おじさんと大人が何か言い合っているのは分かったが、なにを言っているのかは全く頭に入ってこなかった。暫くして、大人の一人が足とは反対側の布を少し、まくり上げる。
『……この人は、君のお母さんかな?』
見えたのは顔の右上四分の一だけ。不自然に白く、目蓋は固く閉じられ、それなのに綺麗に櫛の跡が残る黒い髪だけが妙に浮いて見えた。これだけじゃ分からない、と布をもう少し捲ろうとしたが、周りの大人がそれを許してはくれなかった。
「どうしたの、黙り込んで」
「あんたが余計なこと思い出させたのが悪い」
投げやりに言って、へその緒の入っていた箱を閉じて元の場所に戻す。
「ねえ、母という存在は無条件に子供を愛すものだと思うかい?」
「そんなの、知るか」
「じゃあ君のお母さんは君を愛してくれた?」
ああ、うるさい。
あたしは苛立つ気持ちを隠さず男を睨み付け、
「なんだってそんなこと聞くんだよ。だからそんなの知らないって言ってんじゃん」
吐き捨て、一つの可能性に思い至る。口元を歪めて、
「もしかしてあんた愛されてなかったの? 虐待とか? ウケる、こーんな恵まれた金持ち坊ちゃんの家庭がオワってるなんて」
「残念ながら俺の母は俺を産んですぐに亡くなってしまったんだ。だから言っただろ? 俺は母ってものがよく分からないって」
「あっそ」
あたしは口をひん曲げて僅か考えを巡らせ、口角を上げた。
「あたしのママは死ぬときまであたしを愛してくれたよ。そりゃあ心から、目に入れても……なんだっけ? まあ、それくらいに」
嘘、ではないが本当でも無い。毒のように歪な愛なら無い方がマシなのだから。
そんな心情はおくびにも出さず、笑みを浮かべたまま男を見やれば、期待に反して男はぱあっと明るい笑みを浮かべた。

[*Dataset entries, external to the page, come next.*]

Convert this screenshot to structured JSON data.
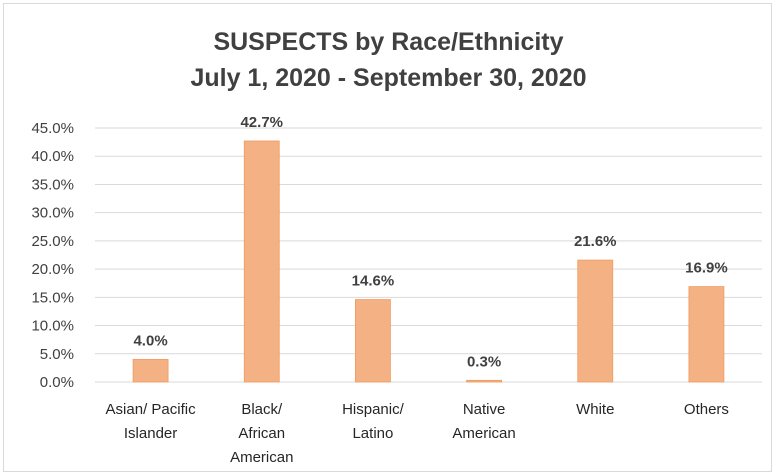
{
  "chart_data": {
    "type": "bar",
    "title": "SUSPECTS by Race/Ethnicity",
    "subtitle": "July 1, 2020 - September 30, 2020",
    "categories": [
      [
        "Asian/ Pacific",
        "Islander"
      ],
      [
        "Black/",
        "African",
        "American"
      ],
      [
        "Hispanic/",
        "Latino"
      ],
      [
        "Native",
        "American"
      ],
      [
        "White"
      ],
      [
        "Others"
      ]
    ],
    "values": [
      4.0,
      42.7,
      14.6,
      0.3,
      21.6,
      16.9
    ],
    "data_labels": [
      "4.0%",
      "42.7%",
      "14.6%",
      "0.3%",
      "21.6%",
      "16.9%"
    ],
    "yticks": [
      "0.0%",
      "5.0%",
      "10.0%",
      "15.0%",
      "20.0%",
      "25.0%",
      "30.0%",
      "35.0%",
      "40.0%",
      "45.0%"
    ],
    "ylim": [
      0,
      45
    ],
    "grid": true,
    "colors": {
      "bar": "#F4B183",
      "bar_edge": "#F09A5E",
      "grid": "#D9D9D9",
      "text": "#404040"
    }
  }
}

「ああ、そうかぁ。やっぱり、そうだよね。実の母というものは子供を愛するものだ。うん。やっぱりそうなんだぁ。嬉しいね」
「……きも」
あたしは男の反応に鼻白む。
「嘘に決まってんじゃん。あんな馬鹿女、あたしを愛してなんかいたもんか」
吐き捨てれば、男は困ったように首を傾げ、
「どっちが嘘なんだ? そこははっきりさせて貰わないと」
「は? 何? マジモンのマザコン? マジでキモいんだけど」
「ねえ、君が今ここに居られるのは誰のおかげだと思ってるの?」
……たかが母親がどうの、とかいう話題にここまで気持ち悪い執着見せるかよ、普通。
内心で吐き捨て、
「好きな方信じれば。あんたに都合のいい方。物事なんか見方によって幾らでも形変えるんだから」
投げやりに言って男に背を向けた。だから、男の発した、
「そっか」
という妙に上ずった声が、どんな表情から紡がれたものなのか、あたしには分からなかった。